During this time, my sweet niece was diagnosed with Celiac's disease. Her parents took her off of gluten and she went from a lethargic sick girl to a vibrant three year old. During this time, gluten became a topic of many conversations. I decided to see if this could be the culprit of my own pain. I took a month and went off of gluten. After a week or so, I noticed I didn't need to nap anymore! Then, a week or so later, I was waking up in the morning able to walk out of bed with no pain! The joints in my hips and knees looked much less swollen and even my hands stopped aching. I had more patience and was able to handle everything my little ones threw my way. But, I wasn't convinced.

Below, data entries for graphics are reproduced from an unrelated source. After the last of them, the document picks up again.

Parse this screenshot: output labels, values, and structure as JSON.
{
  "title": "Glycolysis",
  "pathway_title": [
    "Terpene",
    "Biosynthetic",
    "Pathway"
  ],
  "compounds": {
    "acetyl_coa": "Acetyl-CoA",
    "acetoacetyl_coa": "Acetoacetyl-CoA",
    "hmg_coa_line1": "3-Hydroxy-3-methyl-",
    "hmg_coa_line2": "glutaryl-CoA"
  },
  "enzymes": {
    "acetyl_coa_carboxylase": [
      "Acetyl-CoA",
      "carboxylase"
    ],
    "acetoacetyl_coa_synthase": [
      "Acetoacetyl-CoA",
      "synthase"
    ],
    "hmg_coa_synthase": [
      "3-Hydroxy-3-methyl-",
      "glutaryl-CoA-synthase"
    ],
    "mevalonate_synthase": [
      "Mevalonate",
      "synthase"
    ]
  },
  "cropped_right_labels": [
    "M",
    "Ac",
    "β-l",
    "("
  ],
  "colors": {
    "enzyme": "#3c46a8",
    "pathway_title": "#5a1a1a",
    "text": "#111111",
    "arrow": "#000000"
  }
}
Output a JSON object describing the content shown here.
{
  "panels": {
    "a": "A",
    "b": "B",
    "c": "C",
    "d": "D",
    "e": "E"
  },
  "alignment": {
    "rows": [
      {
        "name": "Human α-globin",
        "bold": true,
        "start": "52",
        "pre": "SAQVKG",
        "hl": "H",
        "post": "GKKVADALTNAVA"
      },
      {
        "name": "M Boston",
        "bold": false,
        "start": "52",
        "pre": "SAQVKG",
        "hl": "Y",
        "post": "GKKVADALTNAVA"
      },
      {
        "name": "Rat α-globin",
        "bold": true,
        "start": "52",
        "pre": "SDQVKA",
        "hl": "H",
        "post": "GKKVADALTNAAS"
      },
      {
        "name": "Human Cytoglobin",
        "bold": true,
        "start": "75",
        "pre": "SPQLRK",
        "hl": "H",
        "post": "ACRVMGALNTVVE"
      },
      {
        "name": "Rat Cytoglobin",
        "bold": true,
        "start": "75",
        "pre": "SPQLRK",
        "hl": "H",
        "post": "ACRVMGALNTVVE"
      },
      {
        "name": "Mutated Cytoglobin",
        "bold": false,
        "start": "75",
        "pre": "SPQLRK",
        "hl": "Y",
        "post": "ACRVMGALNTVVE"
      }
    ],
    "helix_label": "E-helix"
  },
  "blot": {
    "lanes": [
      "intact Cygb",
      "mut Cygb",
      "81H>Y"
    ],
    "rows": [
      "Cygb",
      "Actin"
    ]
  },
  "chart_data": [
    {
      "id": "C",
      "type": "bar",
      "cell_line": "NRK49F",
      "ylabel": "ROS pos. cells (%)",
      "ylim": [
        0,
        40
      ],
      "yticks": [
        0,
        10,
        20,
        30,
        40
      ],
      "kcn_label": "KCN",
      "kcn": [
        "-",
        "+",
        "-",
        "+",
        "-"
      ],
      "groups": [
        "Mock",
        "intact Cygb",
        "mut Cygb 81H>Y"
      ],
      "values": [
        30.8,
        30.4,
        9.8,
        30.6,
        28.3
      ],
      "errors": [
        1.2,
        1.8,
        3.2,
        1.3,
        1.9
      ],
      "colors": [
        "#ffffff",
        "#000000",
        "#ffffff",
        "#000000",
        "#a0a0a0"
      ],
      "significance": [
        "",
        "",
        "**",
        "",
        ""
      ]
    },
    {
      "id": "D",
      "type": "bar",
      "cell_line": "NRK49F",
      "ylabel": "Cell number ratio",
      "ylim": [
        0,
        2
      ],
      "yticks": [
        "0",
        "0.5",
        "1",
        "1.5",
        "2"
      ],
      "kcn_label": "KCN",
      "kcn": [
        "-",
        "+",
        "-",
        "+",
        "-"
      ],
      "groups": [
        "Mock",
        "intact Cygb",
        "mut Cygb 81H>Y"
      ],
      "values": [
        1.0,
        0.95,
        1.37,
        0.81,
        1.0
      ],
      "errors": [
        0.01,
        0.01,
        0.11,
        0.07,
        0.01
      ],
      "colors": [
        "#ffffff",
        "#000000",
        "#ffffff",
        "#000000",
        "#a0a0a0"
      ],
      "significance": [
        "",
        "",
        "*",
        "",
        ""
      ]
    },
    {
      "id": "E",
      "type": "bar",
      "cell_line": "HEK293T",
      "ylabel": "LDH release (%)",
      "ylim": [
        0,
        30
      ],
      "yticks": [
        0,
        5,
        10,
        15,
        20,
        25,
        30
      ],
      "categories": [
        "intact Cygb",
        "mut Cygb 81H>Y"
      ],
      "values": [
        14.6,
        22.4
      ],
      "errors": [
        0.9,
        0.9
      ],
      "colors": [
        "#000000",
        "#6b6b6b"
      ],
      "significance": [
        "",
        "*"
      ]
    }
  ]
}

My brother got married just after my month of gluten free living came to an end. I decided it was time to test the gluten waters and have some cake. Oh...the goodness! After a month of tapioca bread and what other few items I could find, I savored every bite...until an hour later. Oh my gosh, sometimes you don't realize how bad something was until it goes away, then returns. I couldn't get out of bed for almost three days. Every part of me ached. I slept all the time and felt like someone had pumped liquid into every joint. Being my own guinea pig was a painful experience, but revealed to me what I had suspected. Gluten was not my friend! No, now it was enemy number one. Now I am gluten free for life!

I am writing this blog so that I can document my food experiments. After five years, I have really become somewhat adept at adjusting recipes for my needs. And, if anyone reads this, I hope to make the search for delicious gluten free foods easier and more enjoyable. I will take some of my favorite recipes and make them gluten free and delicious. Our health should never prevent us from enjoying every morsel we put in our mouths!